This is what the combat in GW2 is all about; skill and concentration, as well as experimentation. Your skill set is very much what sounds good at the time, at least it is until you reach a higher level, and what weapon load-outs you enjoy playing.
Player Vs. Player – on a BIG scale
Another thing that makes the thief unique, especially compared to other classes within GW2, is the ‘steal’ ability. When you use steal, you shadow-step (teleport) to the target and pickpocket an item which is generated based on the creature. If you steal from a chicken, you’ll likely get a bunch of feathers (a surprisingly useful item for a thief), or if you steal from a bandit you might get an axe or a rifle.

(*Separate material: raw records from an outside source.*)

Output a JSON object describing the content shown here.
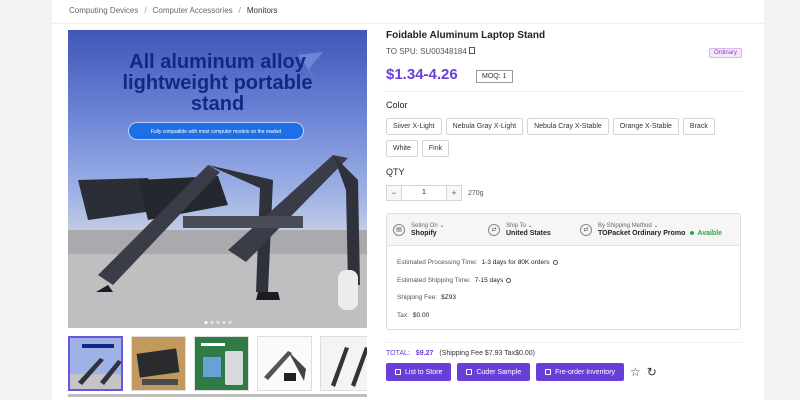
{
  "breadcrumb": [
    "Computing Devices",
    "Computer Accessories",
    "Monitors"
  ],
  "hero": {
    "headline_line1": "All aluminum alloy",
    "headline_line2": "lightweight portable",
    "headline_line3": "stand",
    "pill_text": "Fully compatible with most computer models on the market"
  },
  "product": {
    "title": "Foidable Aluminum Laptop Stand",
    "spu": "TO SPU: SU00348184",
    "badge": "Ordinary",
    "price": "$1.34-4.26",
    "moq": "MOQ: 1"
  },
  "color": {
    "label": "Color",
    "options": [
      "Siiver X-Light",
      "Nebula Gray X-Light",
      "Nebula Cray X-Stable",
      "Orange X-Stable",
      "Brack",
      "White",
      "Fink"
    ]
  },
  "quantity": {
    "label": "QTY",
    "minus": "−",
    "value": "1",
    "plus": "+",
    "weight": "270g"
  },
  "shipping": {
    "from_label": "Seting On",
    "from_value": "Shopify",
    "to_label": "Ship To",
    "to_value": "United States",
    "method_label": "By Shipping Method",
    "method_value": "TOPacket Ordinary Promo",
    "availability": "Avaible",
    "processing_label": "Estimated Processing Time:",
    "processing_value": "1-3 days for 80K orders",
    "shipping_time_label": "Estimated Shipping Time:",
    "shipping_time_value": "7-15 days",
    "fee_label": "Shipping Fee:",
    "fee_value": "$Z93",
    "tax_label": "Tax:",
    "tax_value": "$0.00"
  },
  "summary": {
    "total_label": "TOTAL:",
    "total_value": "$9.27",
    "breakdown": "(Shipping Fee $7.93  Tax$0.00)"
  },
  "actions": {
    "list_to_store": "List to Store",
    "order_sample": "Cuder Sample",
    "pre_order": "Fre-order Inventory"
  }
}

This skill has incredible scope in PvP, as it makes thieves a little unpredictable.
The item or skill you get from stealing is a one-use ability, and you can save it for later. You can steal the feathers from the chicken (which make you stealth for 3 seconds), then use them in your next encounter. Or the steal can be used as a teleport to jump between enemies instead, it depends entirely on the situation and your own quick-thinking.
The original Guild Wars was a game that was very much focused on PvP combat, and the sequel is hardly different. While the PvE world is really good, the PvP is better.
One of the biggest features of GW2 is World Vs World (WvW), where your server goes up against other servers in massive battles. This is the reason a character name is game-wide, rather than server-wide. At this point, I cannot explain everything about WvW, because there are so many elements to it. The objectives are typical, like hold points, attacking/defending and killing the opposing team, but this is on a great scale.
The mists is the world vs. world battleground, where each team is full of players from one server. Depending on your server, your WvW games will be against two other servers in a 3v3 free-for-all, and the progress can be recorded via a points tally in the interface. Mike Ferguson, systems designer at ArenaNet, wrote a blog post about the subject:
“Including three forces [servers] in world vs. world acts as an excellent balancing factor, preventing one team from growing too powerful and ruining the competitive balance of the game. Two teams can gang up to counter a more dominant third team, a dynamic that simply isn’t possible with only two opposing factions.”
When on the battlefield, you can buy a blueprint from an NPC which changes your action bar. You can then use a skill on the ground to start construction of a siege-weapon, such as a trebuchet or catapult, which everyone can contribute to by finding supplies and building the thing. These can then be used to tear down walls of strongholds that your team needs to take control of, which means the defenders need to be strong.
It is a daunting experience to enter your first WvW. The map is huge, everyone is fighting, many areas are under contention and, chances are, you are probably a lowbie who just wanted a slice of the action. Unlike regular PvP where you are boosted to level 80 with skills and items, you are only boosted to level 80 and keep your current load out. While this might sound unfair, it actually works pretty well, with so many people caught up in it all.
So far, Guild Wars 2 is proving a really enjoyable experience, thanks to the amazing graphics and, most of all, the gameplay. Many people, as they always do, will complain that parts of the game are repetitive (or even grind-ey) but the focus is on the gameplay. The combat is action-packed and requires your concentration and the world feels alive and vibrant, making your character really fit into his or her surroundings.
If you are looking for something to replace World of Warcraft, then Guild Wars 2 is probably the best option around at the moment. If you just want a change of pace or something a little different, then this is perfect, as the lack of monthly payments mean you can pick it up as a casual player and feel no further obligation. However, it is still an MMO, so it will require some time investment to see and do everything Guild Wars 2 has to offer.